Ingredients:

  • 1.5 lbs boneless skinless chicken breasts, sliced into 1-inch strips
  • 1 tbsp extra virgin olive oil
  • 1 tsp smoked paprika
  • 1 tsp garlic powder
  • 0.5 tsp sea salt
  • 0.25 tsp cracked black pepper
  • 2 large sweet potatoes (approx. 600g), cubed into 1/2 inch pieces
  • 1.5 tbsp avocado oil
  • 0.5 tsp cumin
  • 0.5 tsp chili powder
  • 2 cups cooked quinoa
  • 4 cups chopped kale or baby spinach
  • 1 large avocado, sliced
  • 3 tbsp tahini
  • Juice of 1 lemon
  • 1 tsp maple syrup
  • 2 tbsp warm water

Instructions:

  1. Preheat your oven to 400°F (200°C).

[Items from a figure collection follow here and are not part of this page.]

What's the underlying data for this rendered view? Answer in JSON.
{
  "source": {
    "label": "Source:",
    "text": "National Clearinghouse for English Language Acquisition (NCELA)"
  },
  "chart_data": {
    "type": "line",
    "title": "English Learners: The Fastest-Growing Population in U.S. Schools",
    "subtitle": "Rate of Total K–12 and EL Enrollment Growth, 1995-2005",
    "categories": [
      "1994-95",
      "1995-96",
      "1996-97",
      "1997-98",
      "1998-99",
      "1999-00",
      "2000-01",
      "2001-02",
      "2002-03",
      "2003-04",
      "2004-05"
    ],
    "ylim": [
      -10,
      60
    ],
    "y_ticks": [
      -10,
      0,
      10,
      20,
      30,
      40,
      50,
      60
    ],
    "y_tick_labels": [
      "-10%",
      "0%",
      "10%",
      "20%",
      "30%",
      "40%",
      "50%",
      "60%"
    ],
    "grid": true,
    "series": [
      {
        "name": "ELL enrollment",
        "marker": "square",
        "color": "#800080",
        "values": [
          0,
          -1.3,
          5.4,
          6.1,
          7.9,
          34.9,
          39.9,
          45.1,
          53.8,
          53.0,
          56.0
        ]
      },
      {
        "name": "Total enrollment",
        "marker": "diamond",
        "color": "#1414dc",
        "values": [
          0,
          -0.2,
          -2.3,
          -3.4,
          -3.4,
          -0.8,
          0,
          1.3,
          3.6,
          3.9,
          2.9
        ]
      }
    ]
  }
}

Toss the cubed sweet potatoes with avocado oil, cumin, and chili powder in a large bowl.
  2. Spread sweet potatoes in a single layer on a large rimmed baking sheet. Roast for 25 minutes, flipping halfway, until edges are dark amber and crisp.
  3. While potatoes roast, pat chicken breast strips dry with paper towels. Rub with olive oil, smoked paprika, garlic powder, salt, and pepper.
  4. Heat grill or cast-iron grill pan to medium-high. Sear chicken for 4-5 minutes per side until the internal temperature reaches 165°F (74°C). Let rest for 5 minutes before slicing.
  5. Whisk tahini, lemon juice, maple syrup, and warm water together in a small bowl until smooth.
  6. Assemble bowls by layering cooked quinoa, greens, roasted sweet potatoes, and grilled chicken. Top with avocado slices and a generous drizzle of lemon-tahini dressing.